Yale Song, a PhD student in MIT’s Department of Electrical Engineering and Computer Science, his advisor, computer science professor Randall Davis, and David Demirdjian, a research scientist at MIT’s Computer Science and Artificial Intelligence Laboratory (CSAIL), recorded a series of videos in which several different people performed a set of 24 gestures commonly used by aircraft-carrier deck personnel. In order to test their gesture-identification system, they first had to determine the body pose of each subject in each frame of video. “These days you can just easily use off-the-shelf Kinect or many other drivers,” Song says, referring to the popular Microsoft Xbox device that allows players to control video games using gestures. But that wasn’t true when the MIT researchers began their project; to make things even more complicated, their algorithms had to infer not only body position but also the shapes of the subjects’ hands.
The MIT researchers’ software represented the contents of each frame of video using only a few variables: three-dimensional data about the positions of the elbows and wrists, and whether the hands were open or closed, the thumbs up or down. The database in which the researchers stored sequences of such abstract representations was the subject of last year’s paper. For the new paper, they used that database to train their gesture-classification algorithm.
The main challenge in classifying the signals, Song explains, is that the input — the sequence of body positions — is continuous: Crewmembers on the aircraft carrier’s deck are in constant motion. The algorithm that classifies their gestures, however, can’t wait until they stop moving to begin its analysis. “We cannot just give it thousands of frames, because it will take forever,” Song says.
The researchers’ algorithm thus works on a series of short body-pose sequences; each is about 60 frames long, or the equivalent of roughly three seconds of video. The sequences overlap: The second sequence might start at, say, frame 10 of the first sequence, the third sequence at frame 10 of the second, and so on. The problem is that no one sequence may contain enough information to conclusively identify a gesture, and a new gesture could begin halfway through a frame.
For each frame in a sequence, the algorithm calculates the probability that it belongs to each of the 24 gestures. Then it calculates a weighted average of the probabilities for the whole sequence. Gesture identification is based on the weighted averages of several successive sequences, which improves accuracy, since the averages preserve information about how each frame relates to those before and after it. In evaluating the collective probabilities of successive sequences, the algorithm also assumes that gestures don’t change too rapidly or too erratically.

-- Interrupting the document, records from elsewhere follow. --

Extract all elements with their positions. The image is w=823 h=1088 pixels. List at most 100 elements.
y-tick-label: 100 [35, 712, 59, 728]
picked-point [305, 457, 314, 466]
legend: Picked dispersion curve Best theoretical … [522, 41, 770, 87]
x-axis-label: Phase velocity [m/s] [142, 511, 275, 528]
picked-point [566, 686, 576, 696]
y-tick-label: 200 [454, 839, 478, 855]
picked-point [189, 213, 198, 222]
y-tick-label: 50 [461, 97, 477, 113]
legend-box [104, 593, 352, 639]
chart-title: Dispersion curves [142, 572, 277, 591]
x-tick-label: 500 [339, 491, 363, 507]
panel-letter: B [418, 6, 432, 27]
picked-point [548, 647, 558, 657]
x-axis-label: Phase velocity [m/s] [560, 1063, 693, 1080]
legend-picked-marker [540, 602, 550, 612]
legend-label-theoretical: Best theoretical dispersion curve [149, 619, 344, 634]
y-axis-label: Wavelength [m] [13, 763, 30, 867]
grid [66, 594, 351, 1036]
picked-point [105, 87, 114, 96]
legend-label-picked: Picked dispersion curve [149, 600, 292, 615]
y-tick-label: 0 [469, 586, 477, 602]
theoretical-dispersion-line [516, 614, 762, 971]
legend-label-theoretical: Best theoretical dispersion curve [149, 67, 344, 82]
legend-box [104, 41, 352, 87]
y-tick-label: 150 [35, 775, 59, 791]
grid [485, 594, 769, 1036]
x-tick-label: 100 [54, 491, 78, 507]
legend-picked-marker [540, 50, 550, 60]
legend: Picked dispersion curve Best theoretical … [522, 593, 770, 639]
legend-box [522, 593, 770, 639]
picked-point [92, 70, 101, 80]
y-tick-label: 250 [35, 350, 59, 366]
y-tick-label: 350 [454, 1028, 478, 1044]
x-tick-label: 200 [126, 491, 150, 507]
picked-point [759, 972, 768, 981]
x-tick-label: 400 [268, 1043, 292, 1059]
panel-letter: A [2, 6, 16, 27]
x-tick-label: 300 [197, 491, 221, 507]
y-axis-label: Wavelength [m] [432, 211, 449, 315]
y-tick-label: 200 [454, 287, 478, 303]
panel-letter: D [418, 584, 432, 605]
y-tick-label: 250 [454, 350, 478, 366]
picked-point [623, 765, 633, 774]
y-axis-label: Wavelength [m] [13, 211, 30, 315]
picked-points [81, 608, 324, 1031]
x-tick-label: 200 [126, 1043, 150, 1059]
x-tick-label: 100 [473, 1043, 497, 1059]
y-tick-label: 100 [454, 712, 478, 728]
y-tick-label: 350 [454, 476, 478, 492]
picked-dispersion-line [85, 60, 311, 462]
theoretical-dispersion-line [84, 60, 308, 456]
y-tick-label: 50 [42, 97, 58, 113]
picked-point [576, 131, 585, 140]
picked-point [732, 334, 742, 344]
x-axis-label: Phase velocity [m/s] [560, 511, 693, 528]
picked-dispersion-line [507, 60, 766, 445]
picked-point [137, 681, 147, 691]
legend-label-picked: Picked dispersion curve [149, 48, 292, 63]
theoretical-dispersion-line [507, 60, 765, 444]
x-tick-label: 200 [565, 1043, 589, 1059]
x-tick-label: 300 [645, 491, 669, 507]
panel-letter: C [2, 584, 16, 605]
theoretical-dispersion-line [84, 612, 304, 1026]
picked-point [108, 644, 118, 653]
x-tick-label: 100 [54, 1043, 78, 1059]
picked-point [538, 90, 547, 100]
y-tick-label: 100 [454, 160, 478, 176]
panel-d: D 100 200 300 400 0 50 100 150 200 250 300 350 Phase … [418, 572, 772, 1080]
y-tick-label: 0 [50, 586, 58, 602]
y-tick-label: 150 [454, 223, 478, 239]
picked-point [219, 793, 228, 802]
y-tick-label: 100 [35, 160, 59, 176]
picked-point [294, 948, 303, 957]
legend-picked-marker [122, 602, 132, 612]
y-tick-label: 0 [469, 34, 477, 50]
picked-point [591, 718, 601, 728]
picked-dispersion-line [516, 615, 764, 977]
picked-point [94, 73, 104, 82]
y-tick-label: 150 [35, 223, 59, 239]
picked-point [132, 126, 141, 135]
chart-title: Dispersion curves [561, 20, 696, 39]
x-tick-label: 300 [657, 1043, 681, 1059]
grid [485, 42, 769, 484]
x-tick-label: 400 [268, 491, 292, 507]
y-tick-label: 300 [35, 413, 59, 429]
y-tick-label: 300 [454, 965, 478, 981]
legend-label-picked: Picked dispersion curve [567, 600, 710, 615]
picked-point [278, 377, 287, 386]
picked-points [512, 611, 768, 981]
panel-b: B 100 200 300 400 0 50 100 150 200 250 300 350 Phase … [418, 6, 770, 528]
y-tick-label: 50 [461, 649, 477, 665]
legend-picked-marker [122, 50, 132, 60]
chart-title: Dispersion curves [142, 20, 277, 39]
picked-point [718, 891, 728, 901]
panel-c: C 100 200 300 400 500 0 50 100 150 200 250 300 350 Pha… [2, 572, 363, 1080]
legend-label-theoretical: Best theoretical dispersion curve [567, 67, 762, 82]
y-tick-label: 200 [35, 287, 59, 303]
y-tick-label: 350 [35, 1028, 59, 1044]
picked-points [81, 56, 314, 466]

In tests, the researchers’ algorithm correctly identified the gestures collected in the training database with 76 percent accuracy. Obviously, that’s not a high enough percentage for an application that deck crews — and multimillion-dollar pieces of equipment — rely on for their safety. But Song believes he knows how to increase the system’s accuracy. Part of the difficulty in training the classification algorithm is that it has to consider so many possibilities for every pose it’s presented with: For every arm position there are four possible hand positions, and for every hand position there are six possible arm positions. In ongoing work, the researchers are retooling the algorithm so that it considers arm position and hand position separately, which drastically cuts down on the computational complexity of its task. As a consequence, it should learn to identify gestures from the training data much more efficiently.
Philip Cohen, co-founder and executive vice president of research at Adapx, a company that builds computer interfaces that rely on natural means of expression, such as handwriting and speech, says that the MIT researchers’ new paper offers “a novel extension and combination of model-based and appearance-based gesture-recognition techniques for body and hand tracking using computer vision and machine learning.”
“These results are important and presage a next stage of research that integrates vision-based gesture recognition into multimodal human-computer and human-robot interaction technologies,” Cohen says.